Prosopodonta dorsata

Scientific classification
- Kingdom: Animalia
- Phylum: Arthropoda
- Class: Insecta
- Order: Coleoptera
- Suborder: Polyphaga
- Infraorder: Cucujiformia
- Family: Chrysomelidae
- Genus: Prosopodonta
- Species: P. dorsata
- Binomial name: Prosopodonta dorsata (Baly, 1885)
- Synonyms: Cheirispa dorsata Baly, 1885;

= Prosopodonta dorsata =

- Genus: Prosopodonta
- Species: dorsata
- Authority: (Baly, 1885)
- Synonyms: Cheirispa dorsata Baly, 1885

Species of beetle

Prosopodonta dorsata is a species of beetle of the family Chrysomelidae.
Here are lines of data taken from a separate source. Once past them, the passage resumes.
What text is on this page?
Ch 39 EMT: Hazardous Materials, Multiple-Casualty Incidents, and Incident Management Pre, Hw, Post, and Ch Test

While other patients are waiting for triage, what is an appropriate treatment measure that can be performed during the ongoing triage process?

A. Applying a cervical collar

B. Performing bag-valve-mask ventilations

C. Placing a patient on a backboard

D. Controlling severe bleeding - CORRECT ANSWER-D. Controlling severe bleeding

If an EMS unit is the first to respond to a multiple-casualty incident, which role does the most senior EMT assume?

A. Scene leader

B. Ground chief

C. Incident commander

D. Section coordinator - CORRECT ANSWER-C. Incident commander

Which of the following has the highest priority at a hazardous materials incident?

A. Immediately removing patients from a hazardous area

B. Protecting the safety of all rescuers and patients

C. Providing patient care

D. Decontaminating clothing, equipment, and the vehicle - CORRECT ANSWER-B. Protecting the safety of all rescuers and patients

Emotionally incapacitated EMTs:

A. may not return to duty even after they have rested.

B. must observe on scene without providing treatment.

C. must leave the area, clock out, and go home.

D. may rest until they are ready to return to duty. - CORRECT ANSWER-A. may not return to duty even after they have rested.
It is found in Colombia, Costa Rica, Nicaragua and Panama.

==Description==
The face between the antennae has a longitudinal ridge, its lower half usually produced into a recurved horn, the apex of which is sometimes dilated and truncate. The antennae are filiform and slightly thickened towards the apex. The thorax is broader than long, the sides nearly straight and parallel, usually slightly angulate in the middle, rounded and converging towards the apex. The disc is smooth and punctate on the sides. The elytra are oblong and convex, the humeral callus laterally prominent, but not compressed as in Prosopodonta distincta. The surface is regularly punctate-striate, the striae on the sides and at the apex sulcate. The anterior pair of legs is simple.

==Biology==
The recorded food plants are Costus species, Chamaedorea wendlandiana, Cryosophila warscewiczii and Oenocarpus panamanus.